In November 2013, the Ottawa Sun reported that the prison in Hull, Quebec, increased security after a small drone was spotted flying near the prison walls. The drone was never caught, so it was never determined whether it was carrying any contraband, but the prison staff seemed to have already gotten used to dealing with drug-carrying UAVs.

“This sort of thing happens often in prisons all across Quebec,” Stephane Lemaire, president of Quebec’s correctional officers’ union, told the Sun. “Usually the drones are carrying small packages of drugs or other illicit substances.”

In the past year or two, similar cases have been reported around prisons in Melbourne, Australia; Dublin, Ireland; Sao Paolo, Brazil; and Bishopville, South Carolina. The trend even dates as far back as 2011, when Russian authorities busted a plot to deliver 700 grams of heroin to a prison inmate with a remote-controlled helicopter.

Several reports have claimed over the past five years that drug cartels are designing and building their own drones solely for the purpose of delivery purposes, Motherboard reported in June.

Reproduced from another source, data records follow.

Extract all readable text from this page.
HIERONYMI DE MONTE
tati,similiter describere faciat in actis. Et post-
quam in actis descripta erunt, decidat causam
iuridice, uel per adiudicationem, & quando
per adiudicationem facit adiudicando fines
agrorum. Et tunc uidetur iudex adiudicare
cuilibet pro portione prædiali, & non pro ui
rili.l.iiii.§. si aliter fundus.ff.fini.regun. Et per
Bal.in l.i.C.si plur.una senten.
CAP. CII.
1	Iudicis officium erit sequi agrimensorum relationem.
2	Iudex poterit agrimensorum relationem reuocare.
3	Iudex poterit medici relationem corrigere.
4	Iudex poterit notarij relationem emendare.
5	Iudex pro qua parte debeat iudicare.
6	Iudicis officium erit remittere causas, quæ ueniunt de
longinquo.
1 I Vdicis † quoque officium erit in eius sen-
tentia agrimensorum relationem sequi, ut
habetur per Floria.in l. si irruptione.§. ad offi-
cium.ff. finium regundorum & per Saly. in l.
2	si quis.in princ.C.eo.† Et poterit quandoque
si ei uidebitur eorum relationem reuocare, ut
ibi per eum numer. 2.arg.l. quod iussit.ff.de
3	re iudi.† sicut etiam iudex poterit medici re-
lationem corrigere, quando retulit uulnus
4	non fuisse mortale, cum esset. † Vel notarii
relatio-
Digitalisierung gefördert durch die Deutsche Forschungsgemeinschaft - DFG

This shouldn’t come as much of a surprise given the creativity drug smugglers have shown while figuring out how to get drugs across international borders (personally, I recommend Popular Science’s roundup of interesting drug delivery tools, which includes a giant catapult built for hurling large quantities of marijuana over the U.S.-Mexico border).

So this kind of story will attract attention for now, but it won’t be long until it’s too common to care about.